Leonard Bernstein's Clarinet Sonata (1942) was
his first published composition. The first of its two movements is moderate in
tempo and very indebted to the style of Paul Hindemith; the second begins very
slowly, with the distinctive melancholy sweetness to be heard in later Bernstein
works, followed by a syncopated fast section, a second slow section displaying
the clarinet's high register, and briefly back to the fast section. It is
fascinating to compare the Jons' performance with one by Stanley Drucker and
Kazuko Hayami on an out-of-print Cala CD. Outside of differences in tone (I
confess to favoring Drucker's less mellow but still sweet sound), Drucker and
Hayami take the first movement considerably faster, with steady, forward-moving
urgency, while Manasse and Nakamatsu are more rhapsodic, almost improvisatory,
with Nakamatsu bringing out an ostinato accompaniment early in the movement much
more dramatically. In the second movement the differences of interpretation are
not so striking overall, though there countless moments of different emotional
emphasis on a note or phrase. Both are fine performances.
Gershwin's Three Piano Preludes (1926) exist in innumerable arrangements — Zamfir doubtless has a panpipes version out there somewhere. James Cohn's 1987 arrangement for clarinet and piano is highly satisfying, played with panache by the Jons. Maybe the Second Prelude is a little too self-consciously slow and "soft" (as in soft-focus glamour photo, rather than volume), but the First and Third are quite brilliant. As an encore we are given Cohn's 1994 enjoyably flashy arrangement of "I Got Rhythm."

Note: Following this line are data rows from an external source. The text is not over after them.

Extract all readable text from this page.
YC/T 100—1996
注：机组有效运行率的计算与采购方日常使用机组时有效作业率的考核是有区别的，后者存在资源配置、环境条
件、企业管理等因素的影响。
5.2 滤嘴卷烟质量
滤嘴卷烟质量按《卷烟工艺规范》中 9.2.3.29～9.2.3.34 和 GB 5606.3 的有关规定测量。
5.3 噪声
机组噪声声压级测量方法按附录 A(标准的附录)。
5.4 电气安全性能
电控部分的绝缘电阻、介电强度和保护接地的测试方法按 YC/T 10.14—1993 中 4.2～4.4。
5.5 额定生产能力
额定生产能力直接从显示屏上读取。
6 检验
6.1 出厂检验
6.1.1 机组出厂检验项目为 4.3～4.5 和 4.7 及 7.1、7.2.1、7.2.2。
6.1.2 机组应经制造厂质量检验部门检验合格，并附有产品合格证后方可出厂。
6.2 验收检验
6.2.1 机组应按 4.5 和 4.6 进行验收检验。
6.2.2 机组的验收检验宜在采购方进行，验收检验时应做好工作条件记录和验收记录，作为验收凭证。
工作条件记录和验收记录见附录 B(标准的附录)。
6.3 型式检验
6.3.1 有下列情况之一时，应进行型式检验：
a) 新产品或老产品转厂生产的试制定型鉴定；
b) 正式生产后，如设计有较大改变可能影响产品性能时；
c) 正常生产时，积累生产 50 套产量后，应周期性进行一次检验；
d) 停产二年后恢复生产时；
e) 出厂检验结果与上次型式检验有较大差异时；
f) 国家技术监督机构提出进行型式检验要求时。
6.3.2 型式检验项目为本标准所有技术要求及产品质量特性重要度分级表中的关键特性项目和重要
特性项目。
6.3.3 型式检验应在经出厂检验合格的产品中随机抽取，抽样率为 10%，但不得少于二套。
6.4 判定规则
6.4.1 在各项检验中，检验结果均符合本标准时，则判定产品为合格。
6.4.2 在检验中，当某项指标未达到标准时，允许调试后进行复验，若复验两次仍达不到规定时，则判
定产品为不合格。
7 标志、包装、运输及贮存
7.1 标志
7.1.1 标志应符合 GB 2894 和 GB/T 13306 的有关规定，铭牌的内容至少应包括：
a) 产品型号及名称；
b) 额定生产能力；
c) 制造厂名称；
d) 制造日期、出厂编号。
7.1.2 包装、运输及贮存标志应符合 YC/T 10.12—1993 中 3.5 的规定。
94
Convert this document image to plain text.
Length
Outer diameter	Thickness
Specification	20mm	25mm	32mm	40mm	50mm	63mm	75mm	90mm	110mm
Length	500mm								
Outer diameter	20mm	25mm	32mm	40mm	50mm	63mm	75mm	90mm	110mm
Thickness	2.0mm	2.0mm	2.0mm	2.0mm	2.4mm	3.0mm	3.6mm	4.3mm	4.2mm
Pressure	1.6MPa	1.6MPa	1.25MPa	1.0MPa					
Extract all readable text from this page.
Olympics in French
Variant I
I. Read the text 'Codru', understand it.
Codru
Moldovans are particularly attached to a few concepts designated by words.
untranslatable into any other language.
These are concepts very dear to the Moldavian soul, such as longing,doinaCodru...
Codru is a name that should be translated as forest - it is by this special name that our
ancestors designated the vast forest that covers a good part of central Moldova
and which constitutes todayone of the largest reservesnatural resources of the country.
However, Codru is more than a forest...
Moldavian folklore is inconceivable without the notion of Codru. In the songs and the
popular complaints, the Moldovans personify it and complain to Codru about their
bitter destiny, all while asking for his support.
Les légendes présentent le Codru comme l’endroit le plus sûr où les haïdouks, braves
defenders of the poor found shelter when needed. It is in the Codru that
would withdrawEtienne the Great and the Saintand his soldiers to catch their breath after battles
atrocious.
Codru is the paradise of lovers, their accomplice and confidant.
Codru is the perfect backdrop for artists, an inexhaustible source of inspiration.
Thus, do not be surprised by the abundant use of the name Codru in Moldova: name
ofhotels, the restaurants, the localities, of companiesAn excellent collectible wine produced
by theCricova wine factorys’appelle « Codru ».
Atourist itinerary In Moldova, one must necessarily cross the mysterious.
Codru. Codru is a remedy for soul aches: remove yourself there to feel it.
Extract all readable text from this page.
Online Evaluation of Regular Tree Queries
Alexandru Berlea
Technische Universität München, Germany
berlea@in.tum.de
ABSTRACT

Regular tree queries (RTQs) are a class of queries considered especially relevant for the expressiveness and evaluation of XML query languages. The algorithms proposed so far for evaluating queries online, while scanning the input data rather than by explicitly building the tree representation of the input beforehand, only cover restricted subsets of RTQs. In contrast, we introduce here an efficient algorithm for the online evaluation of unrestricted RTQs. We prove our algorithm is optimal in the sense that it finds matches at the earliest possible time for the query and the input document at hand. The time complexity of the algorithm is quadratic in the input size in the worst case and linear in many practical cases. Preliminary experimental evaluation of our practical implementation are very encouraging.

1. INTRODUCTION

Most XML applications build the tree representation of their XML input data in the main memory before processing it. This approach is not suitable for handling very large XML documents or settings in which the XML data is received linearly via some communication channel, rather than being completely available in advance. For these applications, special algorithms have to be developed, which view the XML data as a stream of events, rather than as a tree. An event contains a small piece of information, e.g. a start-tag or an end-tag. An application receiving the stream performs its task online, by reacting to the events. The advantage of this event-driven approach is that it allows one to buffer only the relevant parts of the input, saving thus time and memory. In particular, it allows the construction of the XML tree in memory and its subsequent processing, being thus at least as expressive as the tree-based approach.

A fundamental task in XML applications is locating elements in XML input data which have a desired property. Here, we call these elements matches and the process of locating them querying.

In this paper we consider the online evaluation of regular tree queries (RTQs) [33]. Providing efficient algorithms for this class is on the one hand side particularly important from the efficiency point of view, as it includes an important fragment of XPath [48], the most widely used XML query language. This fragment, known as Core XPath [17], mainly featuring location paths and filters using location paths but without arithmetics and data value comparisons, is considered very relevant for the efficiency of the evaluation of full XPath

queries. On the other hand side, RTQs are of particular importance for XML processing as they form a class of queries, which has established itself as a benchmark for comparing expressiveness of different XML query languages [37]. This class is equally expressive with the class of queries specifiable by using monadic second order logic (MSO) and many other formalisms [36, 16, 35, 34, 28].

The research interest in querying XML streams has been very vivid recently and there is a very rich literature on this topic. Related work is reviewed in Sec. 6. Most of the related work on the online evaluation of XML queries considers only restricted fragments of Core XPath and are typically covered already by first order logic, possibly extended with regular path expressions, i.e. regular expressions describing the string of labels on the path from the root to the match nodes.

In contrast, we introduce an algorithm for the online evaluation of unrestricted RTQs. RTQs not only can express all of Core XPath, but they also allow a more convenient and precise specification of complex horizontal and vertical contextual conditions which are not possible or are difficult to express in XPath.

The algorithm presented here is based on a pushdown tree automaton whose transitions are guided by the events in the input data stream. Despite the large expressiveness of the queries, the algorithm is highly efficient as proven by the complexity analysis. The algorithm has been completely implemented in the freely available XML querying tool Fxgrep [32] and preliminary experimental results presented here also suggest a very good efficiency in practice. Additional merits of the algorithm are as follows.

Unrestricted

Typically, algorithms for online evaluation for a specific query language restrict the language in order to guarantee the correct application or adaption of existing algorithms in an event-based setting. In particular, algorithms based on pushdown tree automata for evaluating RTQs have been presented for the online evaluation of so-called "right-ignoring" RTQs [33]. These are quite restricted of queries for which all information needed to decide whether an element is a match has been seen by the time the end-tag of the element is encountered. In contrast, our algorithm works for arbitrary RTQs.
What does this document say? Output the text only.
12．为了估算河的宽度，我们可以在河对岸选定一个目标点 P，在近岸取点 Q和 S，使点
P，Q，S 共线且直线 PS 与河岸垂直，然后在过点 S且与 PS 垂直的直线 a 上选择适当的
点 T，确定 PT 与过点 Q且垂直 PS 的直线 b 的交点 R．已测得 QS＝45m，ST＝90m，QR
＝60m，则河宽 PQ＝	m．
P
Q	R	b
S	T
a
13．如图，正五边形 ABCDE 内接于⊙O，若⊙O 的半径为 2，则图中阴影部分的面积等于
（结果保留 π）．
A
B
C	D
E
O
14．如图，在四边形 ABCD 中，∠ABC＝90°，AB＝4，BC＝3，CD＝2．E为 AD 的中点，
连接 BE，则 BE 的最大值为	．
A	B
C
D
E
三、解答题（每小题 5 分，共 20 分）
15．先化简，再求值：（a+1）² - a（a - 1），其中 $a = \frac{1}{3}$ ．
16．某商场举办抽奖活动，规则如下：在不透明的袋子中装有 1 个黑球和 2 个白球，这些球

The sound that Harmonia Mundi provides is as impeccable as the performances, with the piano balanced more as a partner compared to the older Cala recording where the keyboard is recessed behind Stanley Drucker. I won't say that the Jons are uncannily present, but the recording is fine enough for Manasse's suave tone to come across clearly and for Nakamatsu's flourishes to provide an exciting jolt.